Además, otro metaanálisis reciente centrado en síntesis de proteína muscular mantiene abierto el debate sobre posibles diferencias pequeñas entre fuentes, especialmente en edades más avanzadas.
La conclusión práctica es probablemente más útil que una guerra entre proteínas: después de los 50, asegurar suficiente proteína, entrenar fuerza, mantener una dieta adecuada y escoger fuentes que encajen con tu alimentación puede ser más importante que obsesionarse con si cada gramo procede de una planta o de un animal.
Fuentes
- Foscolou A, Nikolopoulos S, Kleftaki SA, et al. Plant-versus animal-derived protein and nutritional, cardiometabolic, and inflammatory outcomes in middle-aged and older adults: A systematic review and meta-analysis of randomized controlled trials. Clinical Nutrition ESPEN. 2026. Consultar en PubMed .

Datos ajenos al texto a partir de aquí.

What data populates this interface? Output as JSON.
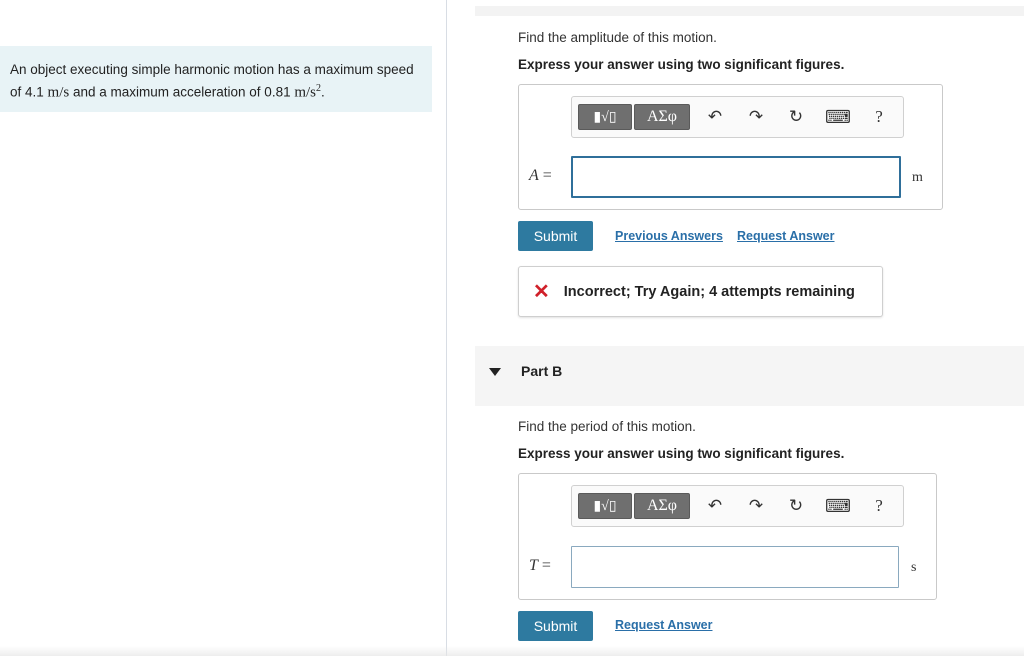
{
  "problem": {
    "text_before": "An object executing simple harmonic motion has a maximum speed of 4.1 ",
    "speed_unit": "m/s",
    "text_middle": " and a maximum acceleration of 0.81 ",
    "accel_unit": "m/s",
    "accel_exp": "2",
    "text_end": "."
  },
  "part_a": {
    "question": "Find the amplitude of this motion.",
    "instruction": "Express your answer using two significant figures.",
    "toolbar": {
      "templates_label": "▮√▯",
      "greek_label": "ΑΣφ",
      "undo": "↶",
      "redo": "↷",
      "reset": "↻",
      "keyboard": "⌨",
      "help": "?"
    },
    "variable": "A",
    "equals": " =",
    "answer_value": "",
    "unit": "m",
    "submit_label": "Submit",
    "prev_answers_label": "Previous Answers",
    "request_answer_label": "Request Answer",
    "feedback_text": "Incorrect; Try Again; 4 attempts remaining",
    "feedback_color": "#d0202a"
  },
  "part_b": {
    "title": "Part B",
    "question": "Find the period of this motion.",
    "instruction": "Express your answer using two significant figures.",
    "variable": "T",
    "equals": " =",
    "answer_value": "",
    "unit": "s",
    "submit_label": "Submit",
    "request_answer_label": "Request Answer"
  }
}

- Mendes BR, Correia JM, dos Santos IR, et al. Effects of Plant- vs Animal-Based Proteins on Muscle Protein Synthesis: A Systematic Review With Meta-Analysis. Journal of the Academy of Nutrition and Dietetics. 2026. Consultar estudio .
- ESPEN. Practical guideline: Clinical nutrition and hydration in geriatrics. Consultar guía .
- FITstore. Colección de proteínas. Consultar proteínas .
- FITstore. Begin Vegan ISO Safari. Aislado de proteína de guisante. Consultar producto .
- FITstore. Proteínas aisladas de suero. Consultar aislados .
Aviso: este contenido es informativo y no sustituye una valoración médica o nutricional individual. Las necesidades de proteína pueden cambiar según edad, peso, actividad física, estado nutricional y enfermedad. Si existe enfermedad renal, pérdida involuntaria de peso, fragilidad, sarcopenia u otra condición clínica, consulta con un médico o dietista-nutricionista antes de modificar de forma importante tu ingesta de proteína.